Remove damaged growth as it appears; otherwise, Button Ferns do not need much pruning. These plants have a naturally compact size and will not outgrow a spot.
When to Repot Button Fern
Repot this fern every two years or when you see signs of it being rootbound. Upgrade actively growing plants to a new container when repotting, allowing more space for the roots to grow. Shallow containers are a good fit for the Pellaea rotundifolia’s root system.
Button Fern Propagation
Propagate the Pellaea rotundifolia through division. It is often easiest to divide a plant when repotting. Remove a large, full plant from its pot and gently separate the root ball. This fern has a delicate root system, so separating the plant using a clean, sharp knife may be easier.
Repot each new plant into a container with drainage and fresh soil. The container should be one to two inches larger than the root ball.
Is the Button Fern Pet Safe?
The Button Fern or Pellaea rotundifolia is safe for homes with pets. This fern is non-toxic and will not harm a cat or dog that nibbles on the foliage.
Button Fern Styling Tips
The Button maintains a compact size, reaching only 18 inches tall at most, making this a good choice for a desk or end table. It’s nice when a tabletop plant becomes so big it has to become a floor plant, but sometimes it’s nice when a tabletop plant stays a tabletop plant. This fern will not outgrow a space and will not need to be replaced in a few years.
This fern has a versatile appearance and can adapt to whatever vibe you create in your space. The long stems will somewhat cover a pot, and it will look stately in a monochrome container or a classic terra-cotta pot.
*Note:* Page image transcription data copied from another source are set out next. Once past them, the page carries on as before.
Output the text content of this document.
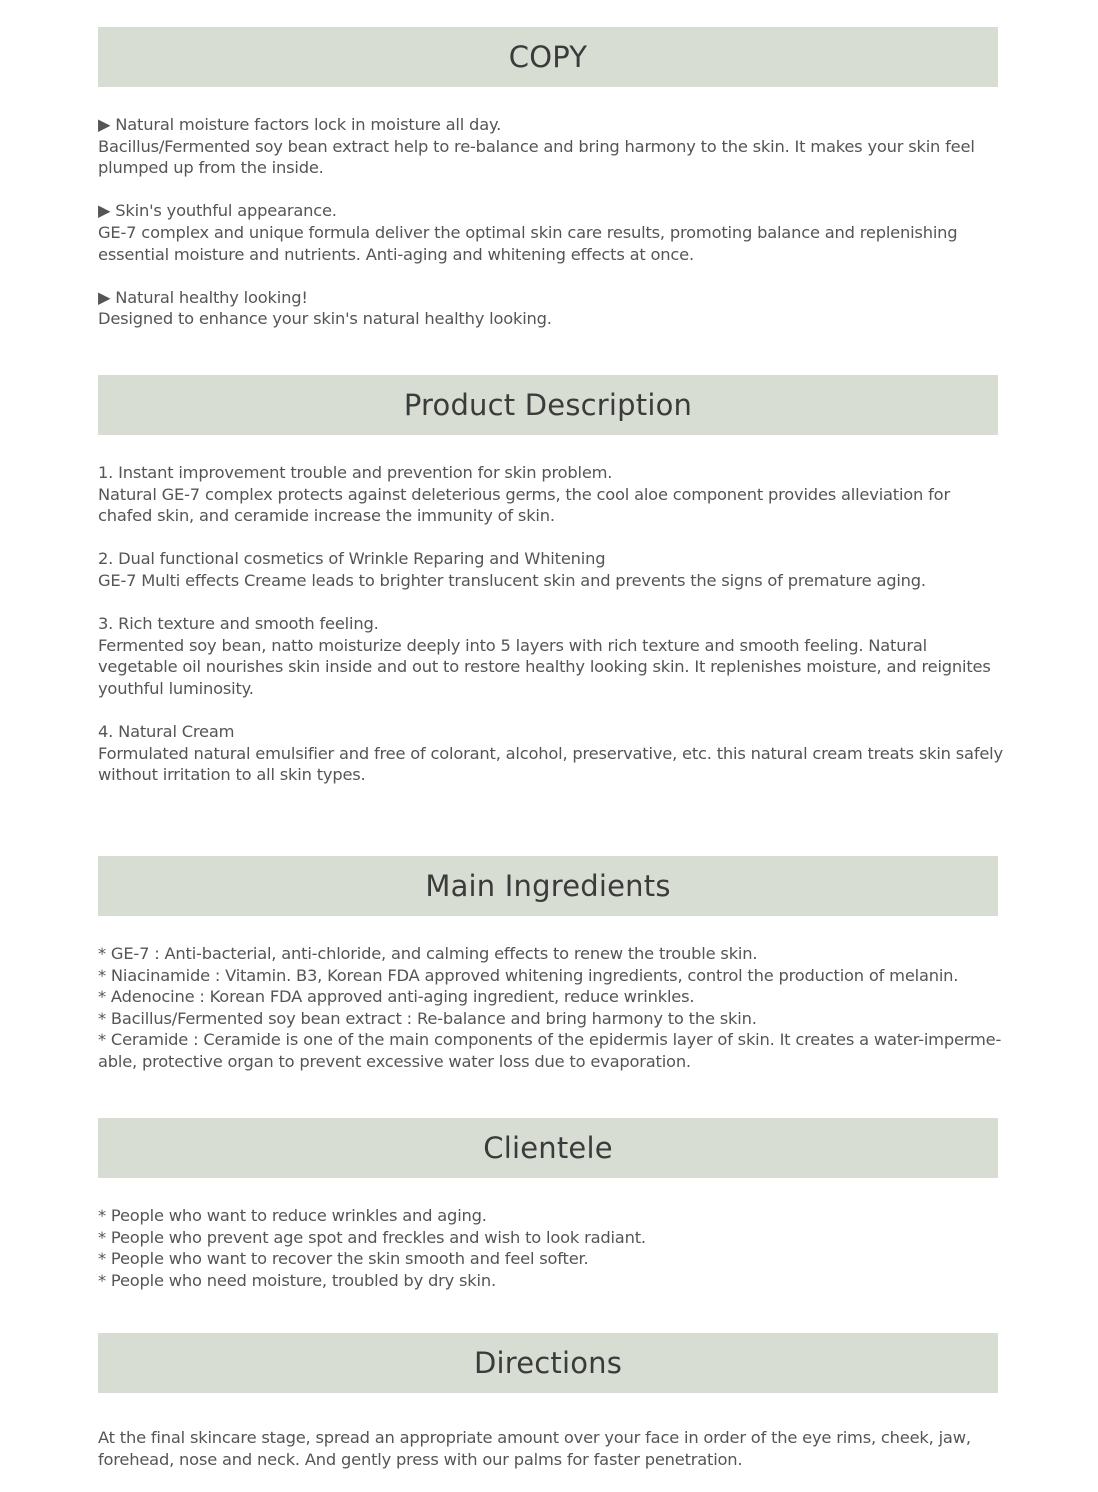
COPY
▶ Natural moisture factors lock in moisture all day.
Bacillus/Fermented soy bean extract help to re-balance and bring harmony to the skin. It makes your skin feel plumped up from the inside.
▶ Skin's youthful appearance.
GE-7 complex and unique formula deliver the optimal skin care results, promoting balance and replenishing essential moisture and nutrients. Anti-aging and whitening effects at once.
▶ Natural healthy looking!
Designed to enhance your skin's natural healthy looking.
Product Description
1. Instant improvement trouble and prevention for skin problem.
Natural GE-7 complex protects against deleterious germs, the cool aloe component provides alleviation for chafed skin, and ceramide increase the immunity of skin.
2. Dual functional cosmetics of Wrinkle Reparing and Whitening
GE-7 Multi effects Creame leads to brighter translucent skin and prevents the signs of premature aging.
3. Rich texture and smooth feeling.
Fermented soy bean, natto moisturize deeply into 5 layers with rich texture and smooth feeling. Natural vegetable oil nourishes skin inside and out to restore healthy looking skin. It replenishes moisture, and reignites youthful luminosity.
4. Natural Cream
Formulated natural emulsifier and free of colorant, alcohol, preservative, etc. this natural cream treats skin safely without irritation to all skin types.
Main Ingredients
* GE-7 : Anti-bacterial, anti-chloride, and calming effects to renew the trouble skin.
* Niacinamide : Vitamin. B3, Korean FDA approved whitening ingredients, control the production of melanin.
* Adenocine : Korean FDA approved anti-aging ingredient, reduce wrinkles.
* Bacillus/Fermented soy bean extract : Re-balance and bring harmony to the skin.
* Ceramide : Ceramide is one of the main components of the epidermis layer of skin. It creates a water-imperme-able, protective organ to prevent excessive water loss due to evaporation.
Clientele
* People who want to reduce wrinkles and aging.
* People who prevent age spot and freckles and wish to look radiant.
* People who want to recover the skin smooth and feel softer.
* People who need moisture, troubled by dry skin.
Directions
At the final skincare stage, spread an appropriate amount over your face in order of the eye rims, cheek, jaw, forehead, nose and neck. And gently press with our palms for faster penetration.
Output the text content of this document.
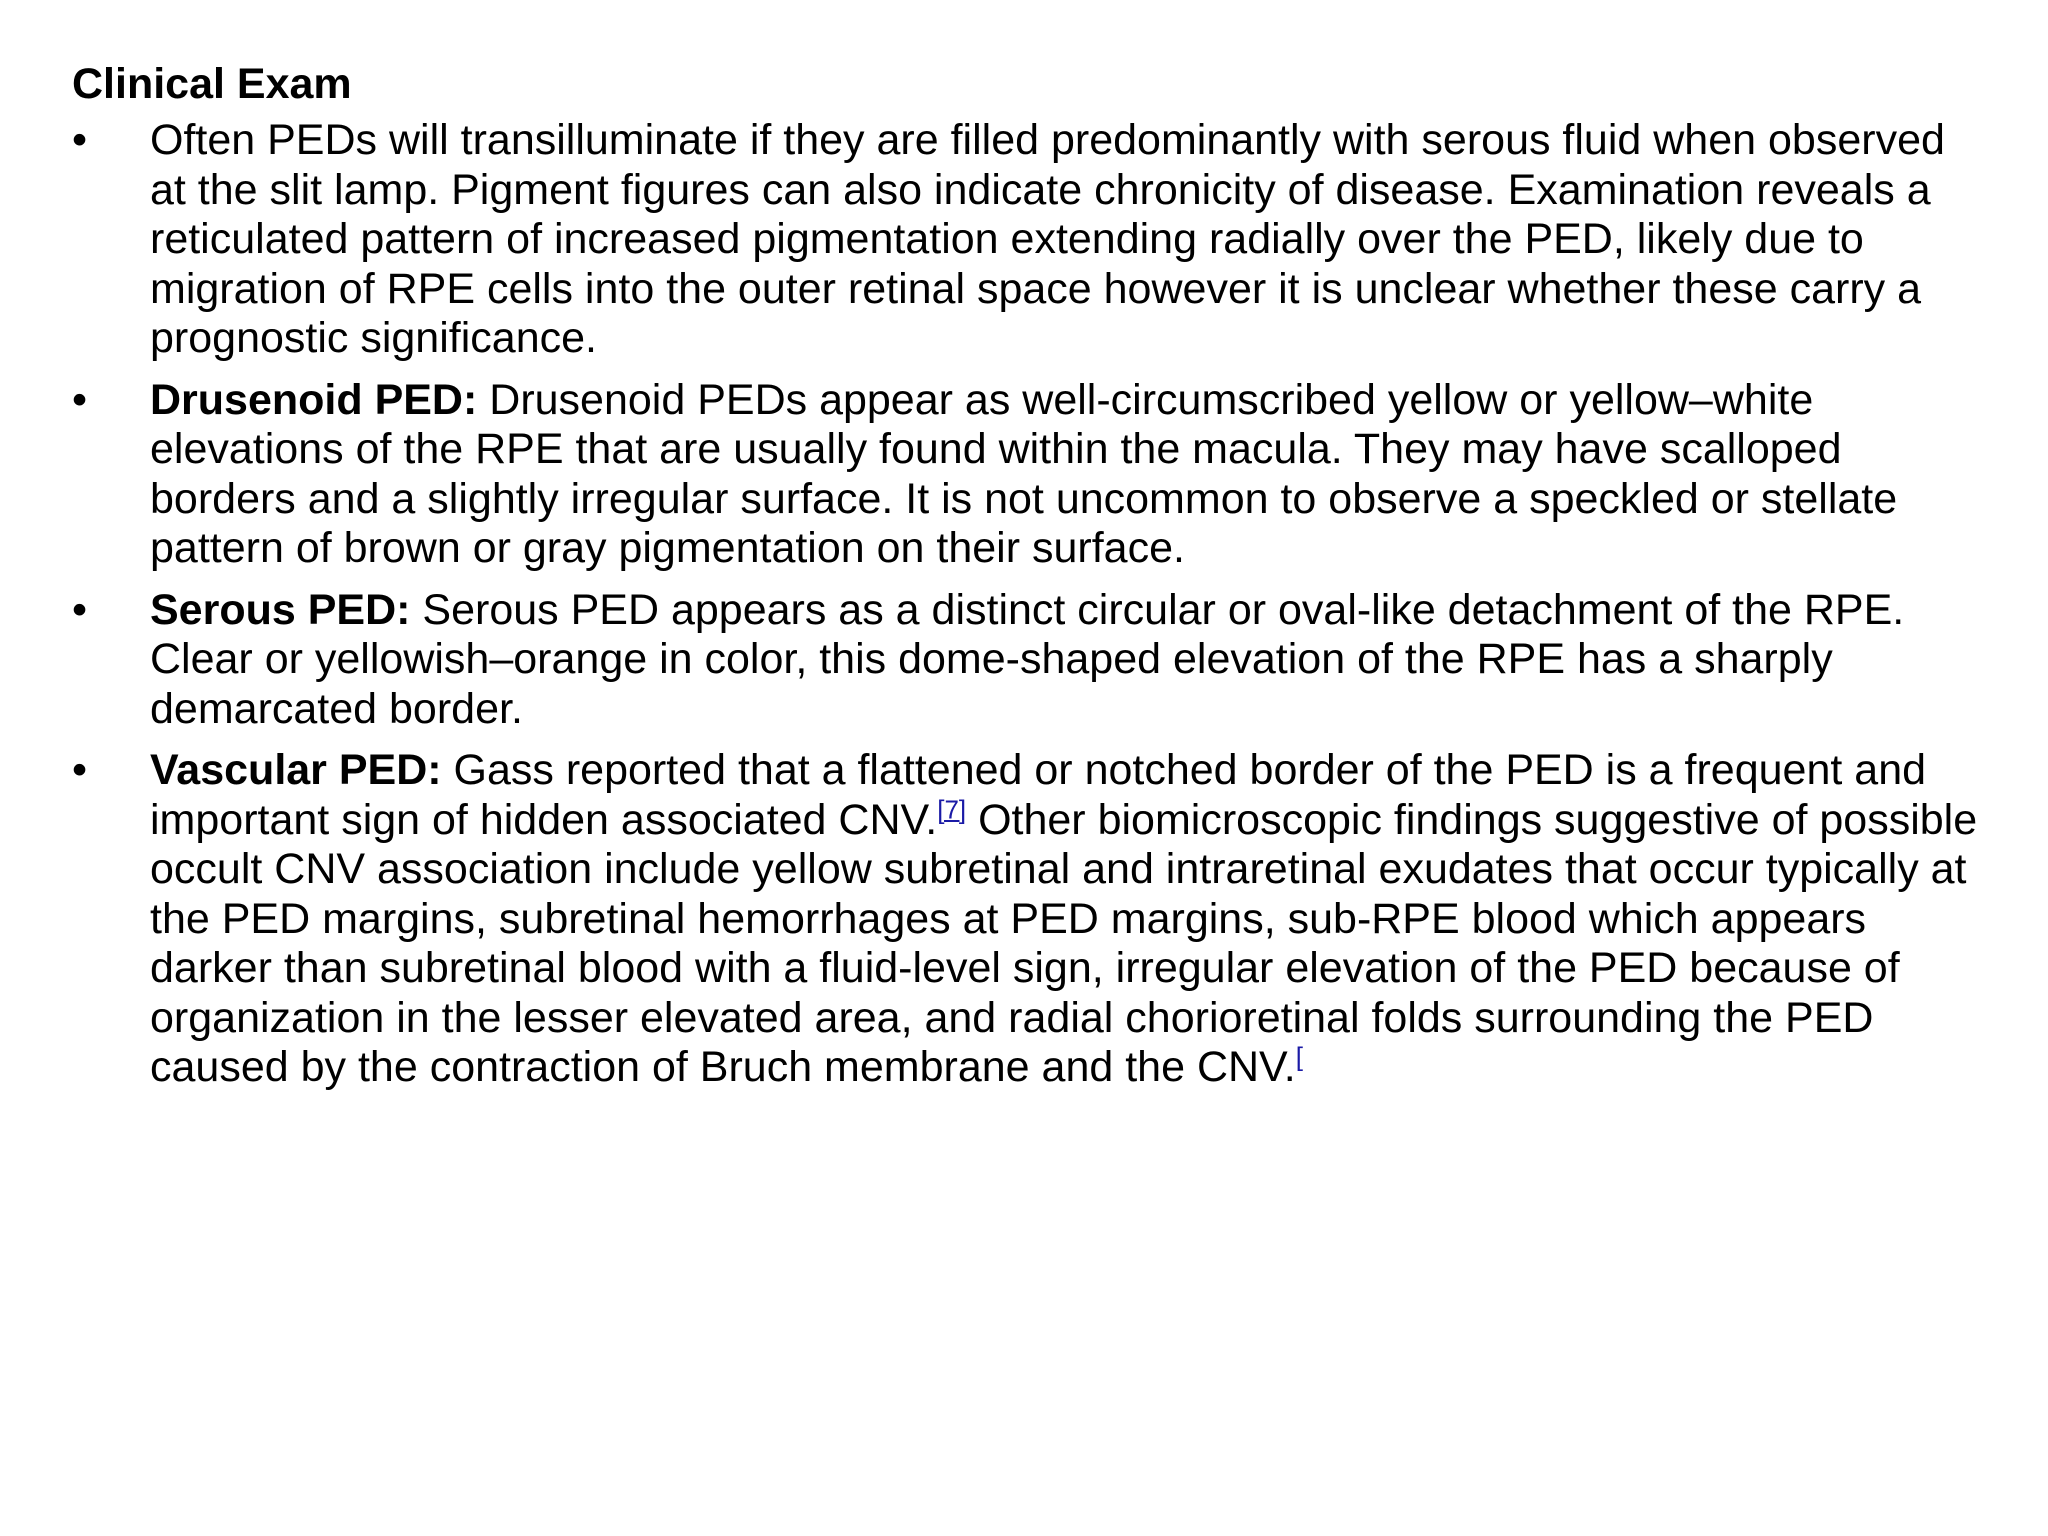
Clinical Exam
•	Often PEDs will transilluminate if they are filled predominantly with serous fluid when observed at the slit lamp. Pigment figures can also indicate chronicity of disease. Examination reveals a reticulated pattern of increased pigmentation extending radially over the PED, likely due to migration of RPE cells into the outer retinal space however it is unclear whether these carry a prognostic significance.
•	Drusenoid PED: Drusenoid PEDs appear as well-circumscribed yellow or yellow–white elevations of the RPE that are usually found within the macula. They may have scalloped borders and a slightly irregular surface. It is not uncommon to observe a speckled or stellate pattern of brown or gray pigmentation on their surface.
•	Serous PED: Serous PED appears as a distinct circular or oval-like detachment of the RPE. Clear or yellowish–orange in color, this dome-shaped elevation of the RPE has a sharply demarcated border.
•	Vascular PED: Gass reported that a flattened or notched border of the PED is a frequent and important sign of hidden associated CNV.[7] Other biomicroscopic findings suggestive of possible occult CNV association include yellow subretinal and intraretinal exudates that occur typically at the PED margins, subretinal hemorrhages at PED margins, sub-RPE blood which appears darker than subretinal blood with a fluid-level sign, irregular elevation of the PED because of organization in the lesser elevated area, and radial chorioretinal folds surrounding the PED caused by the contraction of Bruch membrane and the CNV.[
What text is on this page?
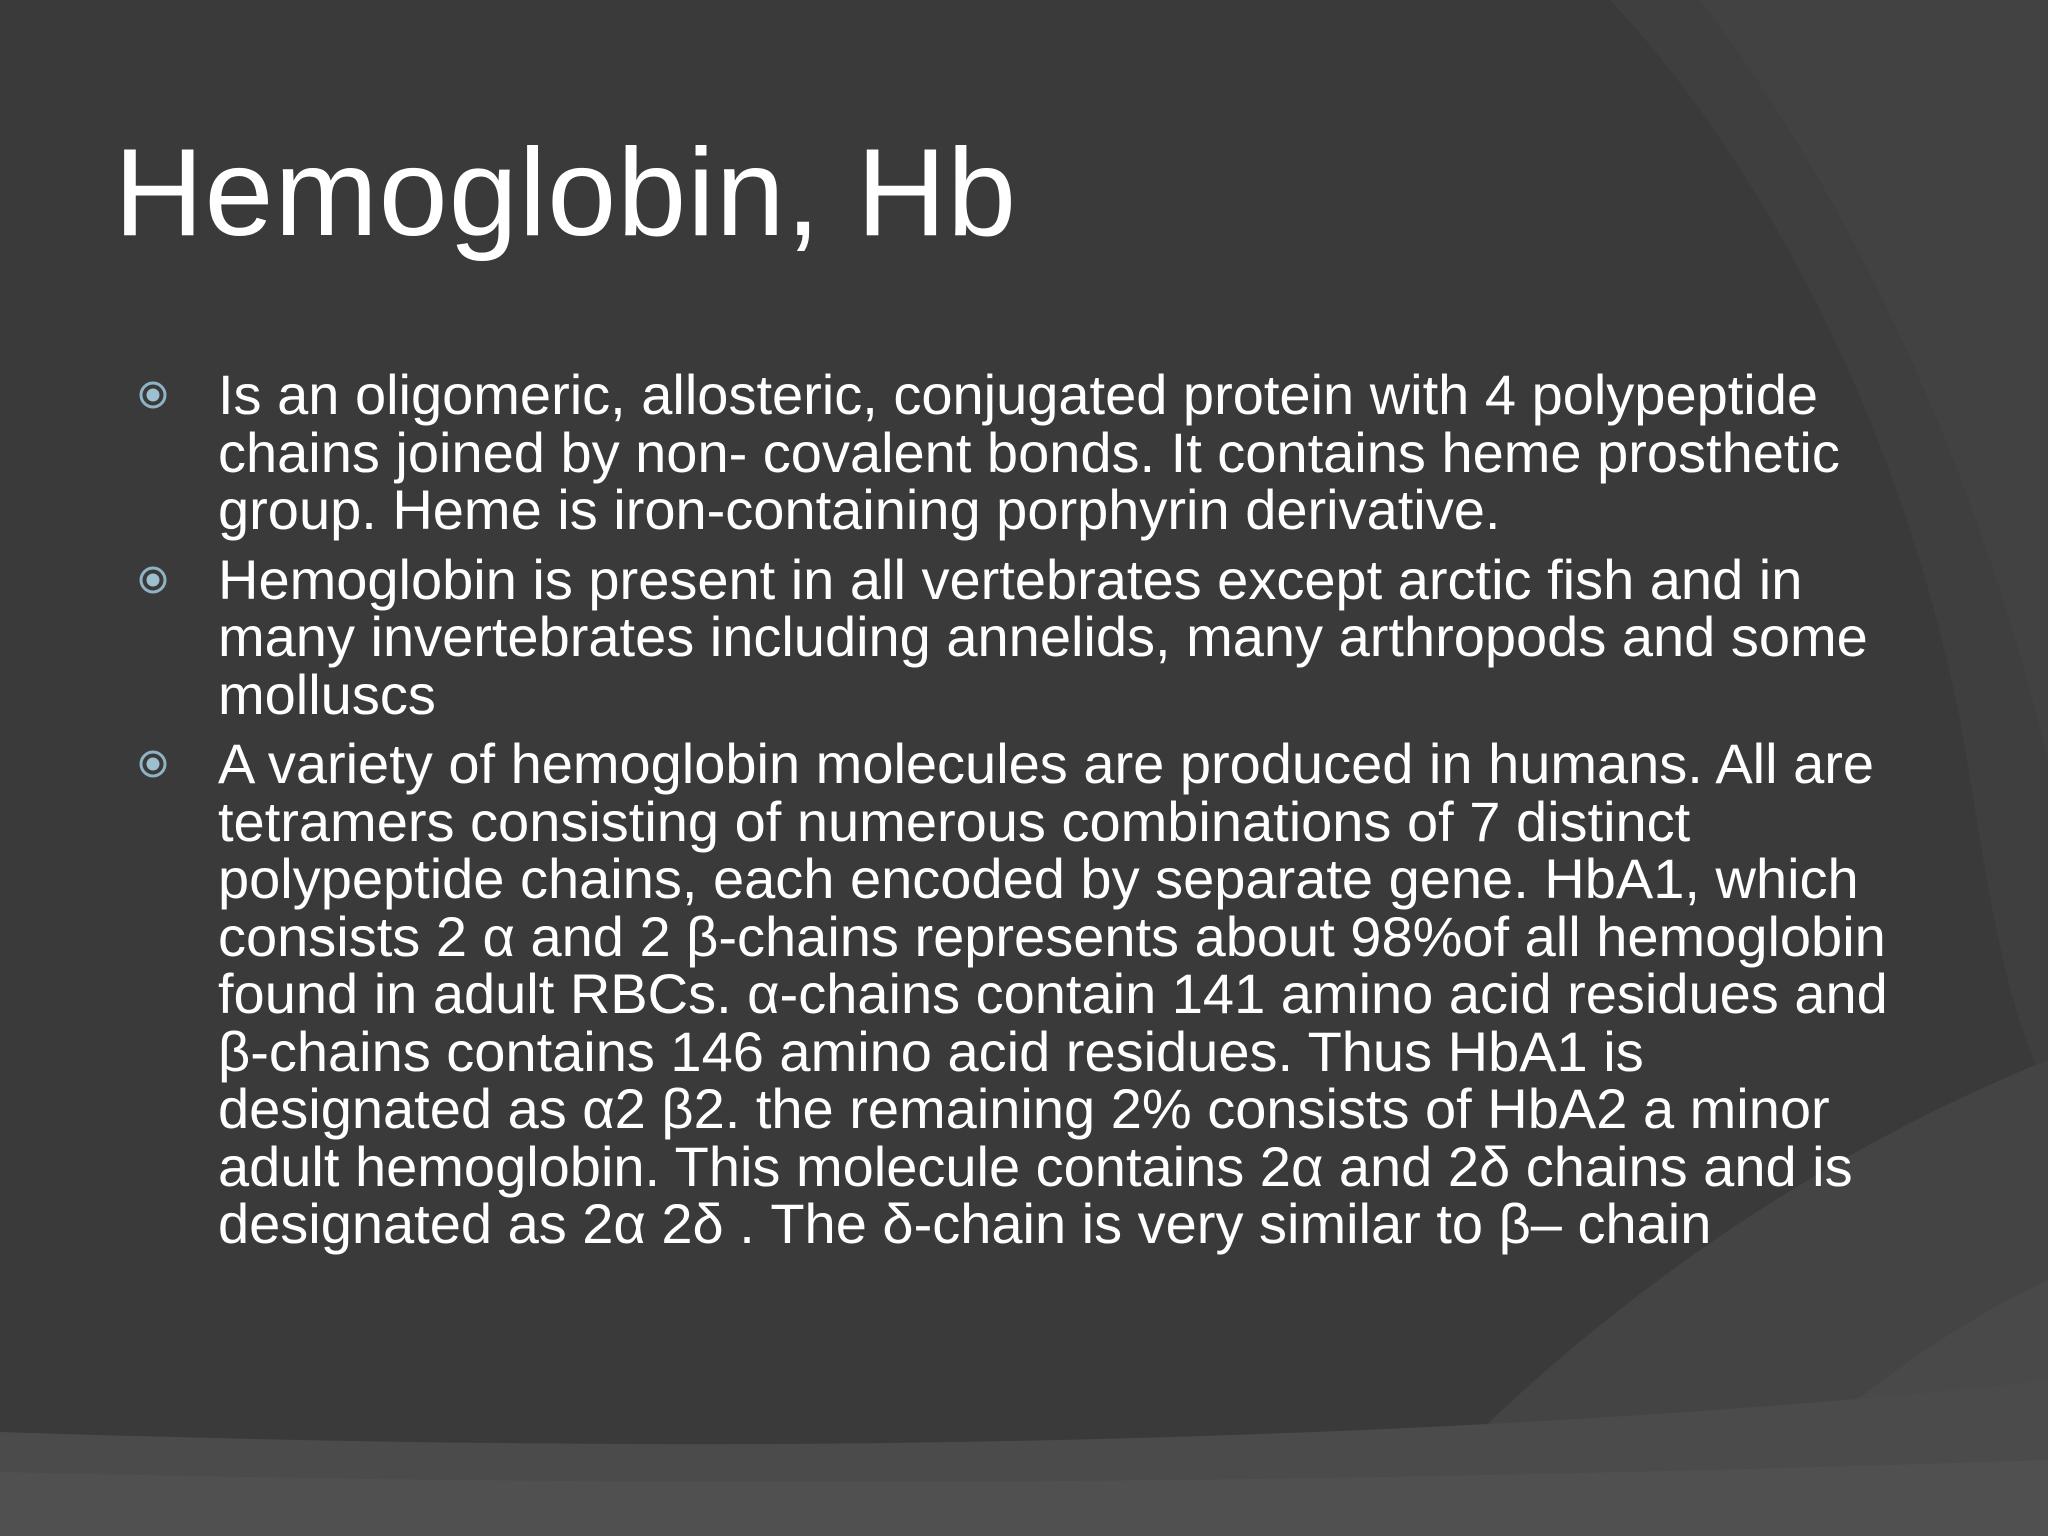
Hemoglobin, Hb
Is an oligomeric, allosteric, conjugated protein with 4 polypeptide chains joined by non- covalent bonds. It contains heme prosthetic group. Heme is iron-containing porphyrin derivative.
Hemoglobin is present in all vertebrates except arctic fish and in many invertebrates including annelids, many arthropods and some molluscs
A variety of hemoglobin molecules are produced in humans. All are tetramers consisting of numerous combinations of 7 distinct polypeptide chains, each encoded by separate gene. HbA1, which consists 2 α and 2 β-chains represents about 98%of all hemoglobin found in adult RBCs. α-chains contain 141 amino acid residues and β-chains contains 146 amino acid residues. Thus HbA1 is designated as α2 β2. the remaining 2% consists of HbA2 a minor adult hemoglobin. This molecule contains 2α and 2δ chains and is designated as 2α 2δ . The δ-chain is very similar to β– chain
The Button Fern can also easily handle a mirrored disco ball-inspired planter or a funky container that looks like a head with wiry stems and foliage acting as hair.
Button Fern Care Tips
The delicate leaflets of the Button Fern give this plant a charming appearance. This fern is easy by fern standards, but it is still picky about humidity. Still consider this plant if you are new to houseplants or, specifically, ferns, but be aware of the moisture levels in your home. A spot with increased moisture in the air is a must to grow this plant successfully.